Dear editor,

We read with great interest in the report by Volta and colleagues [1] about the presence and determinant of expiratory flow limitation (EFL) developed in patients admitted to an intensive care unit (ICU). They found that the presence of EFL is common among ICU patients requiring mechanical ventilation for acute respiratory failure of different etiologies. And interestingly, the major determinant for developing EFL in patients during the first 3 days of their ICU stay is a positive fluid balance. However, whether there is a relationship among fluid overload, respiratory mechanics, and outcome is controversial, and we would like to add some comments.

First, in Volta et al.’s work [1], 37 (31%) patients exhibited EFL upon admission, of whom 76%, 57%, and 43% had heart diseases, COPD or ARDS, and higher BMI, respectively. It is easily explainable that obese patients and those with COPD, heart disease, or ARDS can exhibit EFL at ICU admission [2]. Therefore, it should be more important to focus on patients who might develop EFL during the ICU stay and its mechanism.

Second, whether fluid overload is the mechanism of developing EFL during the ICU stay was not fully explained by Volta et al.’s data [1]. A decreased respiratory system compliance and an increased airway resistance should be related to fluid overload-induced pulmonary edema, pleural effusion, or small airway swelling and closure [3]. Of note, in Volta’s study, data of respiratory mechanics of patients developing EFL during the ICU stay were not different from those obtained in the absence of EFL. Thus, it is still unclear why patients with fluid overload might develop EFL during the ICU stay.

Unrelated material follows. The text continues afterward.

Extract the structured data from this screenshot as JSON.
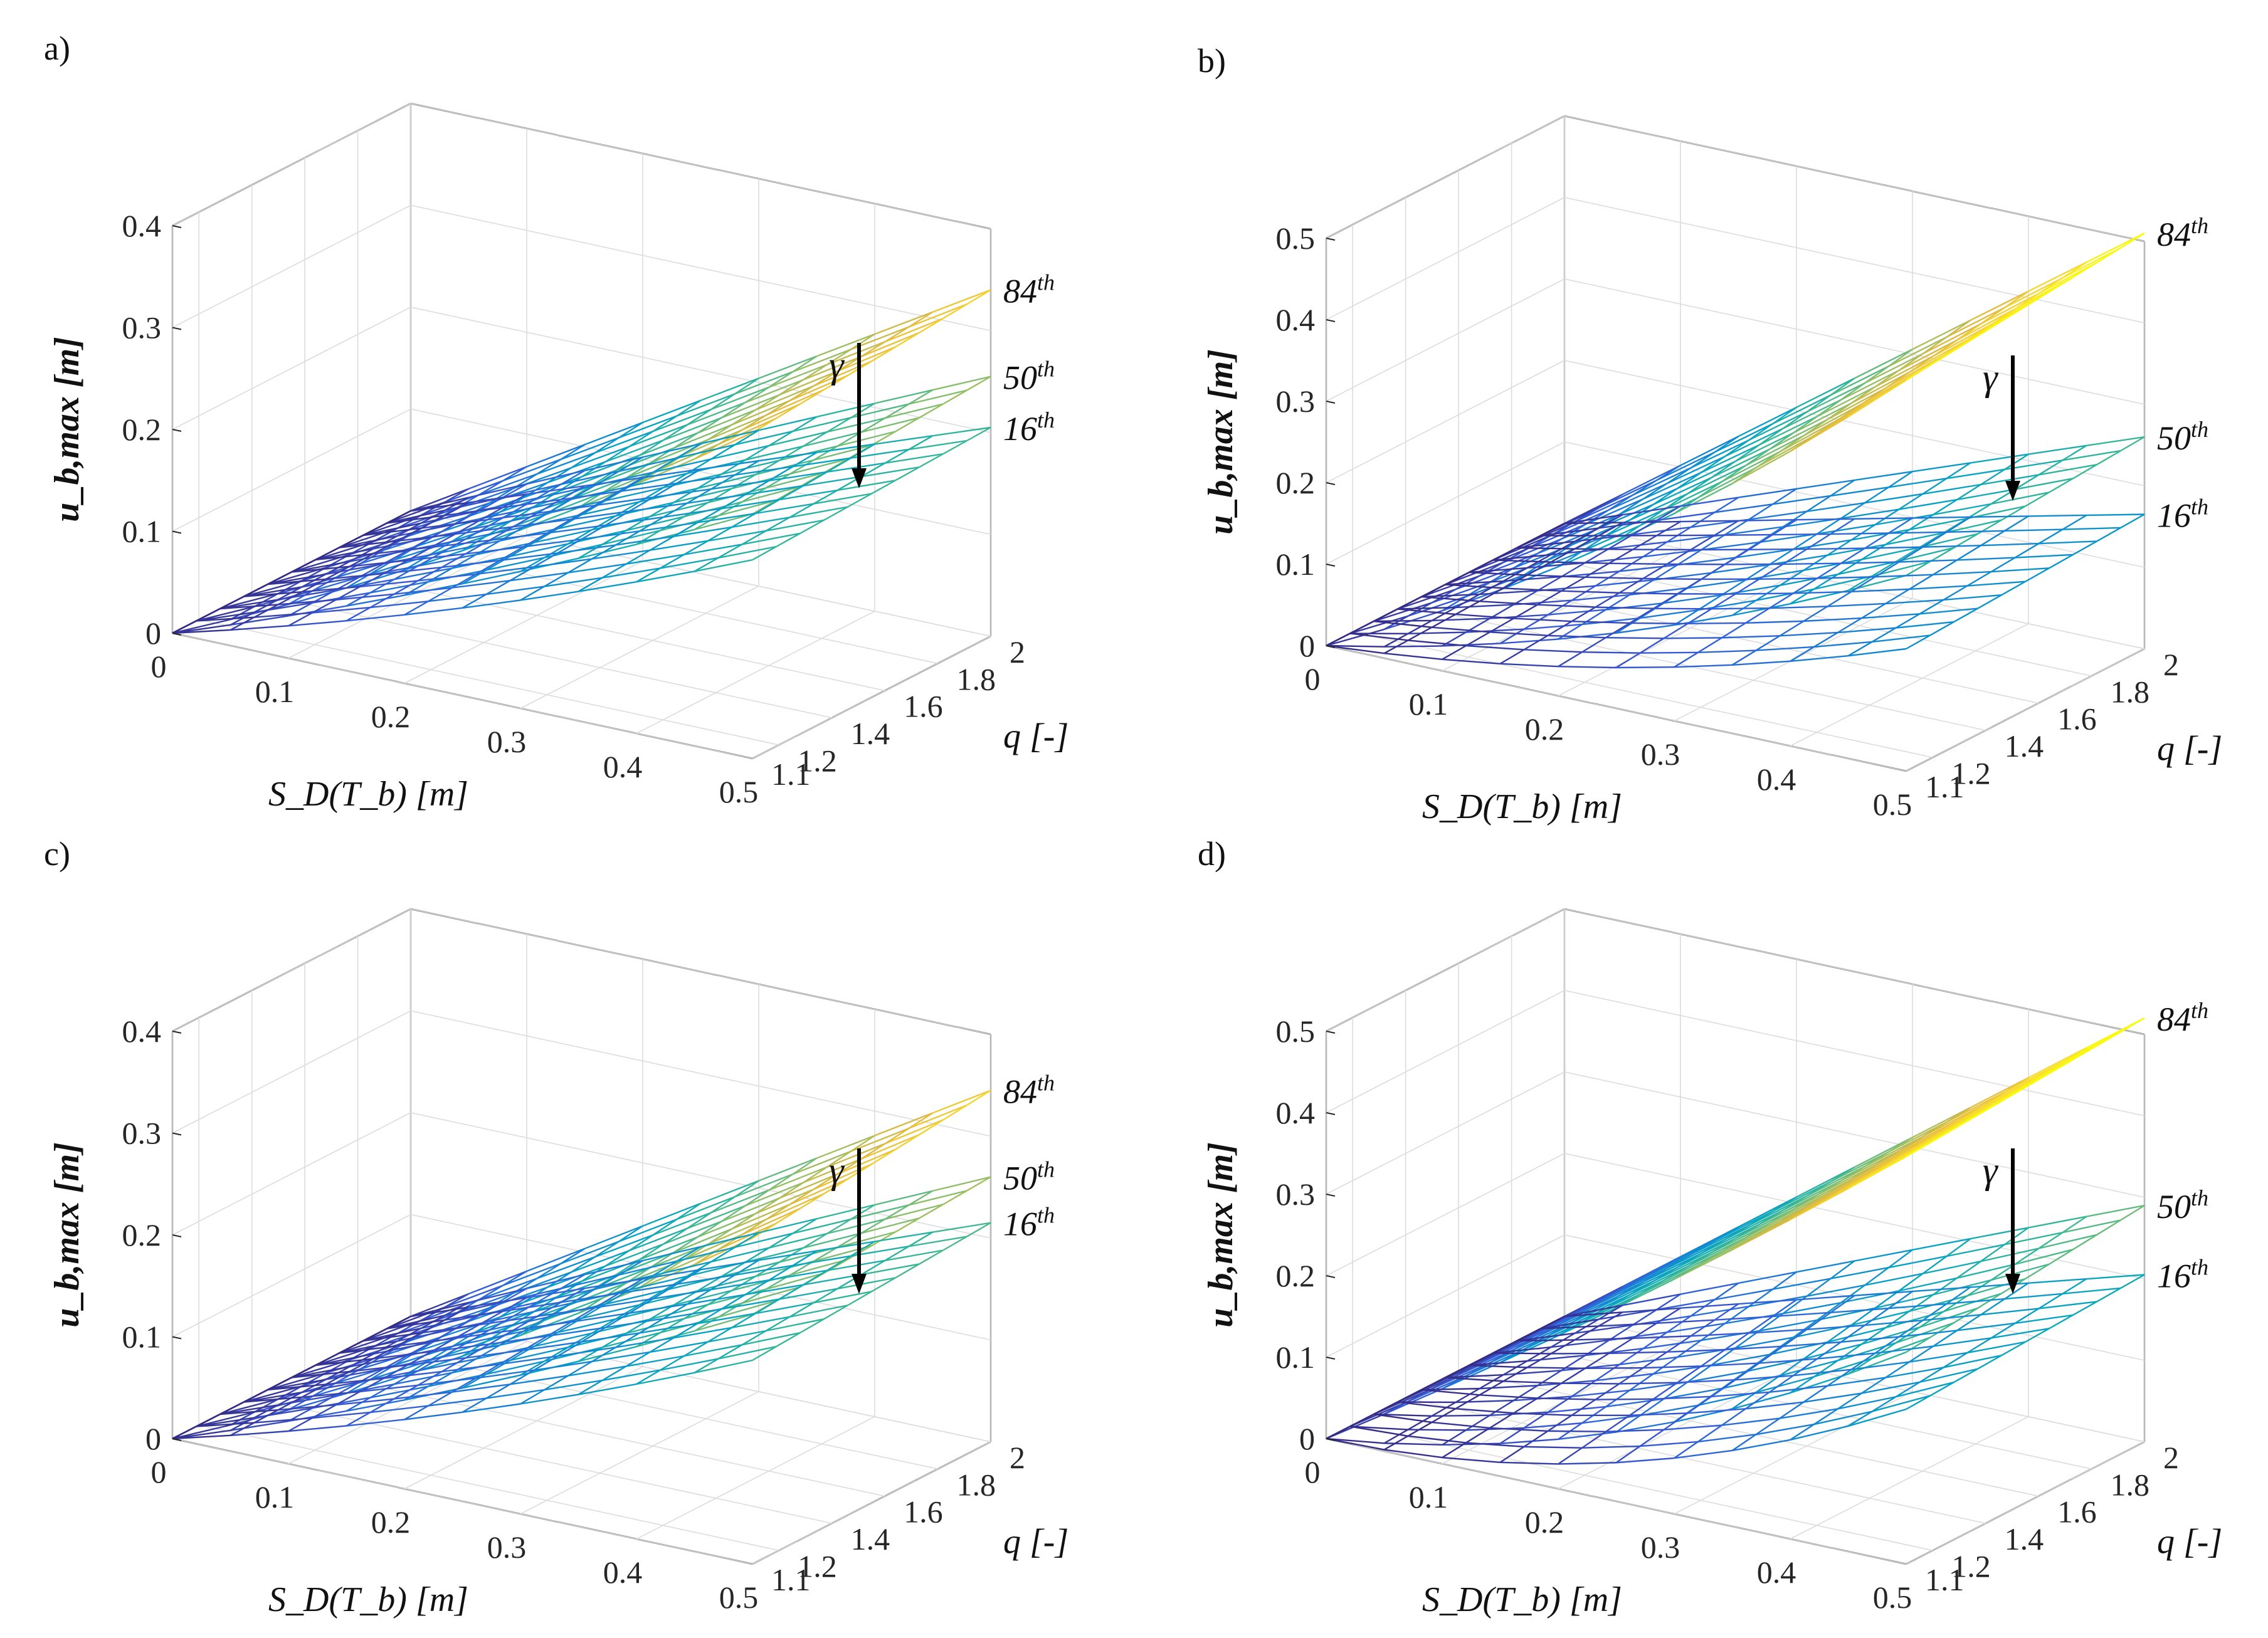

The third question is whether EFL or fluid overload has a direct effect on the outcome of ICU patients, especially in patients developing EFL after ICU admission, is unclear. In the study by Volta et al., patients who had EFL at admission and developed EFL had higher ICU mortality compared to those without EFL. But patients with EFL had significantly more severe baseline status (SOFA, mMRC, and NYHA scores) and commodities, which may be related to a high mortality rate. On the other hand, ICU mortality had no difference between patients who developed EFL during the first three ICU days and patients never developed EFL. Although the relationship was found between the EFL development and fluid overload, positive fluid balance during the early period of ICU stay may be more directly related to high mortality [4].

Finally, the use of PEEP was suggested by Volta et al. to avoid EFL. However, higher PEEP may lead to venous return reduction, subsequent hemodynamic depression, and possible higher fluid requirement [5], and cause more positive fluid balance and EFL. Thus, whether increasing PEEP is a suitable management for EFL is uncertain.

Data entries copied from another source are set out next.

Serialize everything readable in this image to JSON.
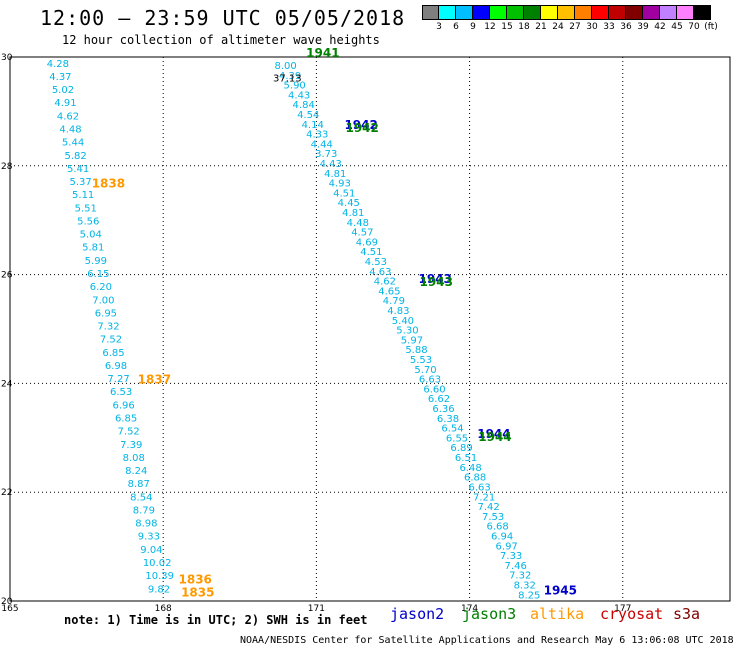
{
  "header": {
    "title": "12:00 — 23:59 UTC 05/05/2018",
    "subtitle": "12 hour collection of altimeter wave heights"
  },
  "color_scale": {
    "colors": [
      "#7f7f7f",
      "#00ffff",
      "#00bfff",
      "#0000ff",
      "#00ff00",
      "#00c000",
      "#008000",
      "#ffff00",
      "#ffc000",
      "#ff8000",
      "#ff0000",
      "#c00000",
      "#800000",
      "#a000a0",
      "#c080ff",
      "#ff80ff",
      "#000000"
    ],
    "labels": [
      "3",
      "6",
      "9",
      "12",
      "15",
      "18",
      "21",
      "24",
      "27",
      "30",
      "33",
      "36",
      "39",
      "42",
      "45",
      "70",
      "(ft)"
    ]
  },
  "map": {
    "lon_ticks": [
      "165",
      "168",
      "171",
      "174",
      "177"
    ],
    "lat_ticks": [
      "30",
      "28",
      "26",
      "24",
      "22",
      "20"
    ]
  },
  "tracks": [
    {
      "name": "altika-descending",
      "color": "#00b4e6",
      "lat_start": 29.82,
      "lat_end": 20.16,
      "lon_start": 165.72,
      "lon_end": 167.7,
      "values": [
        "4.28",
        "4.37",
        "5.02",
        "4.91",
        "4.62",
        "4.48",
        "5.44",
        "5.82",
        "5.41",
        "5.37",
        "5.11",
        "5.51",
        "5.56",
        "5.04",
        "5.81",
        "5.99",
        "6.15",
        "6.20",
        "7.00",
        "6.95",
        "7.32",
        "7.52",
        "6.85",
        "6.98",
        "7.27",
        "6.53",
        "6.96",
        "6.85",
        "7.52",
        "7.39",
        "8.08",
        "8.24",
        "8.87",
        "8.54",
        "8.79",
        "8.98",
        "9.33",
        "9.04",
        "10.02",
        "10.39",
        "9.82"
      ]
    },
    {
      "name": "jason-ascending",
      "color": "#00b4e6",
      "lat_start": 29.78,
      "lat_end": 20.05,
      "lon_start": 170.18,
      "lon_end": 174.95,
      "values": [
        "8.00",
        "4.39",
        "5.90",
        "4.43",
        "4.84",
        "4.54",
        "4.14",
        "4.33",
        "4.44",
        "3.73",
        "4.43",
        "4.81",
        "4.93",
        "4.51",
        "4.45",
        "4.81",
        "4.48",
        "4.57",
        "4.69",
        "4.51",
        "4.53",
        "4.63",
        "4.62",
        "4.65",
        "4.79",
        "4.83",
        "5.40",
        "5.30",
        "5.97",
        "5.88",
        "5.53",
        "5.70",
        "6.63",
        "6.60",
        "6.62",
        "6.36",
        "6.38",
        "6.54",
        "6.55",
        "6.89",
        "6.51",
        "6.48",
        "6.88",
        "6.63",
        "7.21",
        "7.42",
        "7.53",
        "6.68",
        "6.94",
        "6.97",
        "7.33",
        "7.46",
        "7.32",
        "8.32",
        "8.25"
      ]
    }
  ],
  "outlier_label": {
    "text": "37.13"
  },
  "time_labels": [
    {
      "text": "1838",
      "lat": 27.6,
      "lon": 166.6,
      "color": "#ff9900"
    },
    {
      "text": "1837",
      "lat": 24.0,
      "lon": 167.5,
      "color": "#ff9900"
    },
    {
      "text": "1836",
      "lat": 20.32,
      "lon": 168.3,
      "color": "#ff9900"
    },
    {
      "text": "1835",
      "lat": 20.08,
      "lon": 168.35,
      "color": "#ff9900"
    },
    {
      "text": "1941",
      "lat": 30.0,
      "lon": 170.8,
      "color": "#008000"
    },
    {
      "text": "1942",
      "lat": 28.68,
      "lon": 171.55,
      "color": "#0000cc"
    },
    {
      "text": "1942",
      "lat": 28.62,
      "lon": 171.57,
      "color": "#008000"
    },
    {
      "text": "1943",
      "lat": 25.85,
      "lon": 173.0,
      "color": "#0000cc"
    },
    {
      "text": "1943",
      "lat": 25.79,
      "lon": 173.02,
      "color": "#008000"
    },
    {
      "text": "1944",
      "lat": 23.0,
      "lon": 174.15,
      "color": "#0000cc"
    },
    {
      "text": "1944",
      "lat": 22.94,
      "lon": 174.17,
      "color": "#008000"
    },
    {
      "text": "1945",
      "lat": 20.12,
      "lon": 175.45,
      "color": "#0000cc"
    }
  ],
  "footer": {
    "note": "note: 1) Time is in UTC; 2) SWH is in feet",
    "legend": [
      {
        "text": "jason2",
        "color": "#0000cc"
      },
      {
        "text": "jason3",
        "color": "#008000"
      },
      {
        "text": "altika",
        "color": "#ff9900"
      },
      {
        "text": "cryosat",
        "color": "#cc0000"
      },
      {
        "text": "s3a",
        "color": "#800000"
      }
    ],
    "credit": "NOAA/NESDIS Center for Satellite Applications and Research   May  6 13:06:08 UTC 2018"
  }
}
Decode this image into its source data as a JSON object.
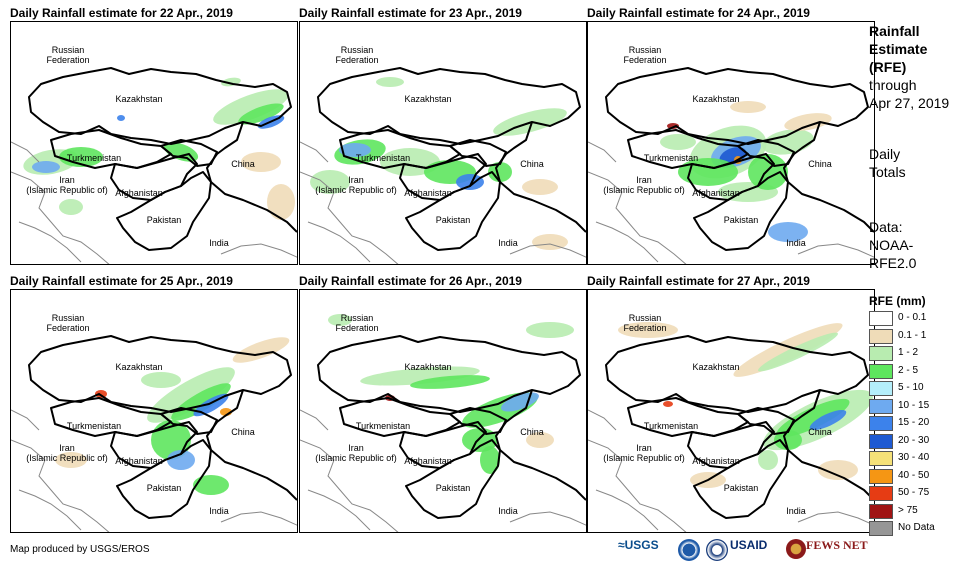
{
  "panels": [
    {
      "title": "Daily Rainfall estimate for 22 Apr., 2019"
    },
    {
      "title": "Daily Rainfall estimate for 23 Apr., 2019"
    },
    {
      "title": "Daily Rainfall estimate for 24 Apr., 2019"
    },
    {
      "title": "Daily Rainfall estimate for 25 Apr., 2019"
    },
    {
      "title": "Daily Rainfall estimate for 26 Apr., 2019"
    },
    {
      "title": "Daily Rainfall estimate for 27 Apr., 2019"
    }
  ],
  "labels": {
    "russia": "Russian\nFederation",
    "kazakhstan": "Kazakhstan",
    "turkmenistan": "Turkmenistan",
    "iran": "Iran\n(Islamic Republic of)",
    "afghanistan": "Afghanistan",
    "pakistan": "Pakistan",
    "india": "India",
    "china": "China"
  },
  "side": {
    "title_1": "Rainfall",
    "title_2": "Estimate",
    "title_3": "(RFE)",
    "through_1": "through",
    "through_2": "Apr 27, 2019",
    "daily_1": "Daily",
    "daily_2": "Totals",
    "data_1": "Data:",
    "data_2": "NOAA-",
    "data_3": "RFE2.0"
  },
  "legend": {
    "title": "RFE (mm)",
    "items": [
      {
        "label": "0 - 0.1",
        "color": "#ffffff"
      },
      {
        "label": "0.1 - 1",
        "color": "#efdcb8"
      },
      {
        "label": "1 - 2",
        "color": "#b8ecb0"
      },
      {
        "label": "2 - 5",
        "color": "#5ee65e"
      },
      {
        "label": "5 - 10",
        "color": "#b4eefa"
      },
      {
        "label": "10 - 15",
        "color": "#6eaaf0"
      },
      {
        "label": "15 - 20",
        "color": "#3c82eb"
      },
      {
        "label": "20 - 30",
        "color": "#1e5ad2"
      },
      {
        "label": "30 - 40",
        "color": "#f5e178"
      },
      {
        "label": "40 - 50",
        "color": "#f59614"
      },
      {
        "label": "50 - 75",
        "color": "#e63c14"
      },
      {
        "label": "> 75",
        "color": "#a01414"
      },
      {
        "label": "No Data",
        "color": "#969696"
      }
    ]
  },
  "credit": "Map produced by USGS/EROS",
  "logos": {
    "usgs": "≈USGS",
    "usaid": "USAID",
    "fews": "FEWS NET"
  }
}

Therefore, the relationship of fluid overload, respiratory mechanics, and outcome for ICU patients remains unclear, and further studies are needed to determine whether and why preventing EFL is a target for ICU management.

Authors’ response

C. A. Volta and S. Spadaro

Thank you for giving us the opportunity to reply to the valuable comments raised by Wang et al. regarding our article [1].

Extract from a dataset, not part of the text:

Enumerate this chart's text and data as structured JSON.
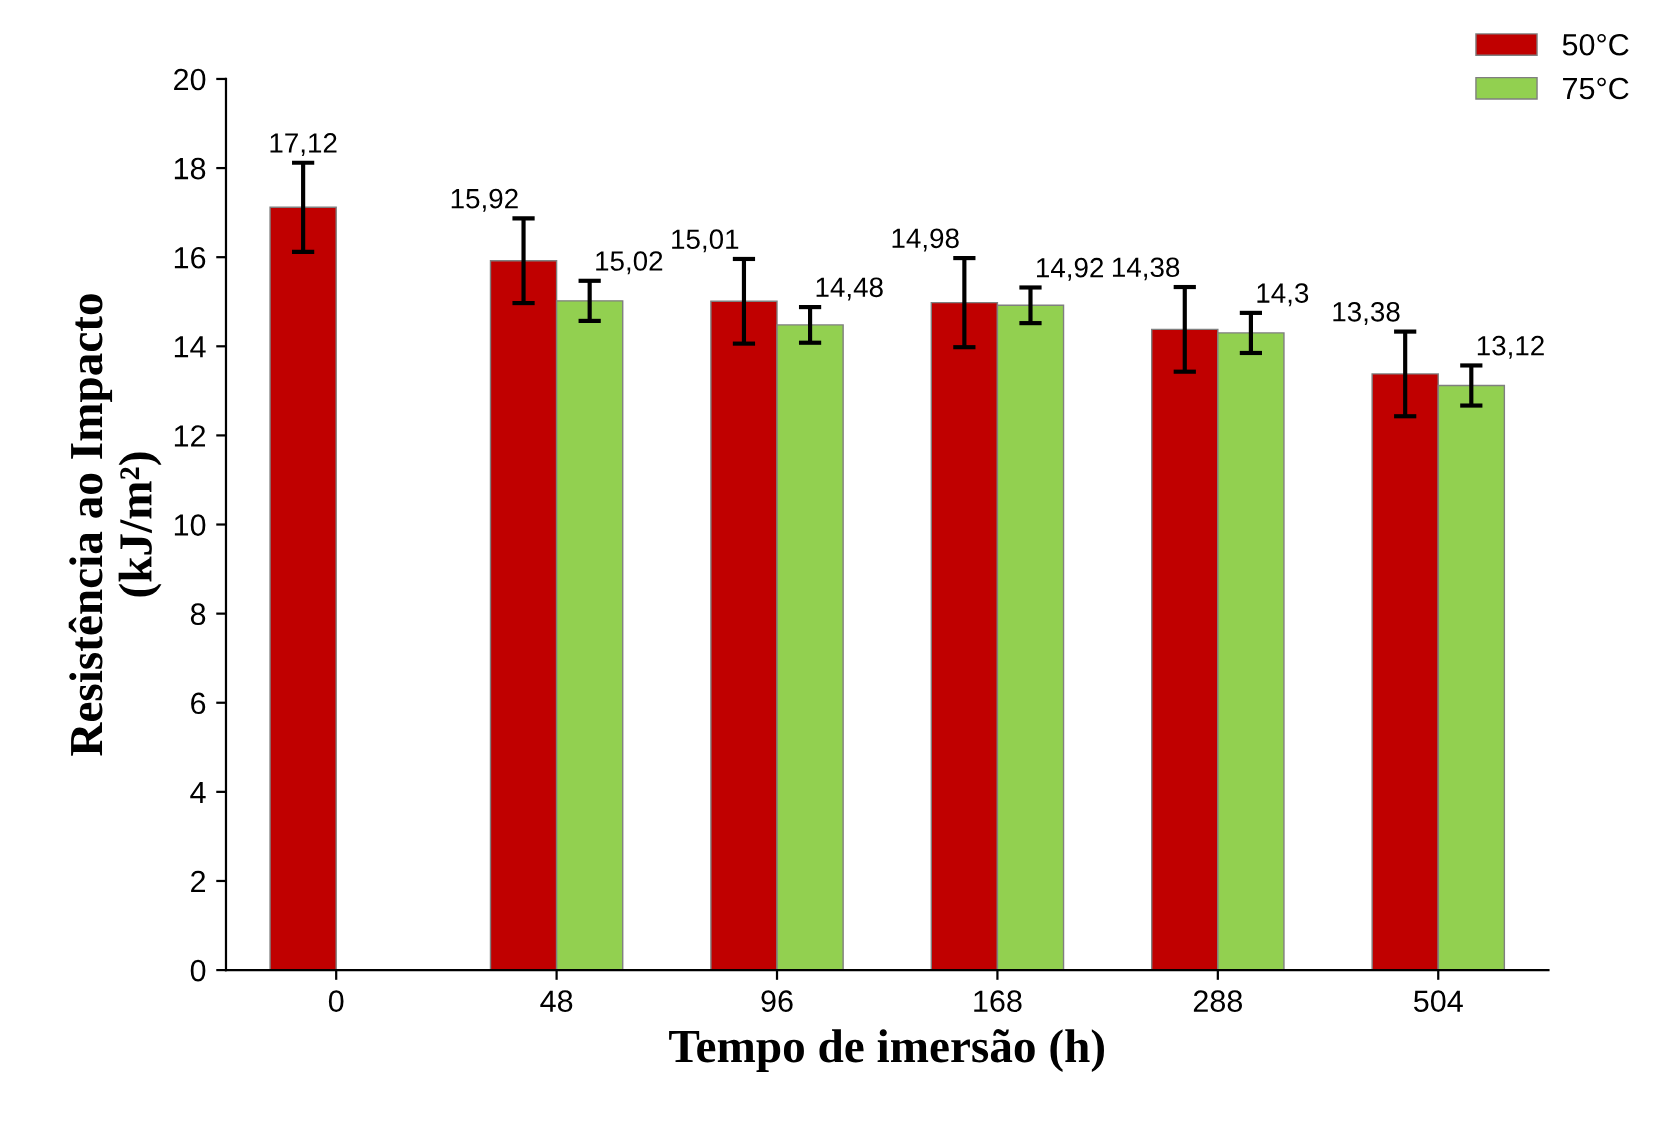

As pointed out by Wang et al., patients developing expiratory flow limitation (EFL) during their ICU stay are a subgroup of patients that deserve great attention since the possible role played by a positive fluid balance on the development of EFL. The authors were skeptical of the relationship between a positive fluid balance and EFL, mainly because cumulative fluid balance greater than 10% was not associated with variation of respiratory mechanics. However, EFL is dynamic phenomena pertaining only to expiration, and it is due to a narrowing of the airways when the pressure outside is higher than the pressure inside the airways. Hence, EFL per se should not be responsible for the increased inspiratory resistance. It is true that patients with EFL usually exhibit higher inspiratory resistance, but this should relate to the chronic lung disease associated with EFL [6]. Furthermore, the fact that the respiratory compliance did not vary between patients with and without EFL reflects the limit of this parameter that represents a mean value across different lung regions unlikely influenced by little variation of lung/airways edema responsible for small airways instability during expiration. Of note, in the study on liberal versus conservative fluid management in acute lung injury patients, the values of the plateau pressure were exactly the same in both groups (26.2 ± 0.4 cmH2O) [7].

Patients with EFL exhibited a worse outcome as correctly reported by the authors. Indeed, EFL should reflect the severity of respiratory diseases. Of note, the presence of EFL was the strongest predictor of postoperative pulmonary complications [8]. Hence, it is not surprising that patients with EFL exhibited higher SOFA and MRC/NYHA scores. On the other hand, patients developing EFL during ICU stay have equal outcomes compared to those without EFL. This could be due to the limited number of patients and the fact that these patients had a less severe lung disease compared to those presenting EFL at ICU admission.

Regarding the use of PEEP in the presence of EFL, the presence EFL implies opening/closure of the small airways, which should be regarded as a pro-inflammatory mechanism. Furthermore, it has been previously demonstrated that the PEEP able to avoid EFL was associated with both better oxygenation and lung function [9].